Critics liken Guantanamo Bay to Soviet gulags, but reality does not match their hyperbole. The supporters of David Hicks, the detainee popularly known as the "Australian Taliban," asserted that Mr. Hicks was mistreated and wasting away. But at his March trial, where he pleaded guilty to providing material support to a terrorist organization, he and his defense team stipulated he was treated properly. Mr. Hicks even thanked service members, and as one Australian newspaper columnist noted, he appeared in court "looking fat, healthy and tanned, and cracking jokes."
And as Greenwald points out, "his defense team stipulated he was treated properly" because that was the only way the government would let him out of that hellhole:
After more than five years of lawless imprisonment, and only in response to the demands of one of our few remaining allied governments in the world, [the U.S. government agreed] to release him from his black hole, but only on the condition that he (a) remain[ed] silent about his captivity and (b) sign[ed] a document "stipulating" that he was not mistreated during his captivity.
...
Hicks' release [was] conditioned on his signing the "stipulation" even though it is plainly coerced and insincere ...
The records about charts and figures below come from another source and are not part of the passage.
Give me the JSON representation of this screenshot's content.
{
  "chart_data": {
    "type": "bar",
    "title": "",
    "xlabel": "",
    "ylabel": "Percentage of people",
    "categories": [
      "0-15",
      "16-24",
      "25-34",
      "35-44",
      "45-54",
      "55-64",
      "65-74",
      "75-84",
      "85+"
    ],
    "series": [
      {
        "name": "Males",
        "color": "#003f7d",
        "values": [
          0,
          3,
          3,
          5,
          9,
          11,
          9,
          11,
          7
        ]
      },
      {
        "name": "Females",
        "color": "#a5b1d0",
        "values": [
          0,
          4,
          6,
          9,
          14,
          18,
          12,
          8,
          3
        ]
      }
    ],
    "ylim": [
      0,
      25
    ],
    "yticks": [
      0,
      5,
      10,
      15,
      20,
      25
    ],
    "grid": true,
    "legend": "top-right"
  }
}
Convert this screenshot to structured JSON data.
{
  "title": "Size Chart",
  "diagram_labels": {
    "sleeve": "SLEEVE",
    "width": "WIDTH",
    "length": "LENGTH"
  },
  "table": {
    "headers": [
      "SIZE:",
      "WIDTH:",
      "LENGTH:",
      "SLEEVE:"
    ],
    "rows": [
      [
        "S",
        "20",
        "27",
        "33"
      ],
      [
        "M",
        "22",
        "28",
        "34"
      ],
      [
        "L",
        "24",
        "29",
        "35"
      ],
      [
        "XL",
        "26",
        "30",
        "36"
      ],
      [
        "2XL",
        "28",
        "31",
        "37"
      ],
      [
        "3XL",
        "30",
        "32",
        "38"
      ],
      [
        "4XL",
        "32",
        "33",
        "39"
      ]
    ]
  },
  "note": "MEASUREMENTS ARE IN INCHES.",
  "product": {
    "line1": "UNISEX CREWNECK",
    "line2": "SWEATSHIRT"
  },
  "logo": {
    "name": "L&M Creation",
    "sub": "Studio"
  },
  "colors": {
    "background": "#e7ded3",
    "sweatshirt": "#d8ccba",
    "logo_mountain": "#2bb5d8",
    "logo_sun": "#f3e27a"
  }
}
I'm not reminded so much of Soviet gulags, Col. Davis, as I am of Paul Wolfowitz. First the World Bank found him guilty of breaking the rules. They tried to get him out, he insisted he's done nothing wrong. Then he negotiated a statement wherein the Bank said that he had only made "mistakes", and those "in good faith." Everyone knows this isn't true, especially the board members who issued the statement, but it was the only way to get him gone. Yet Wolfowitz touts this coercion as vindication of his innocence.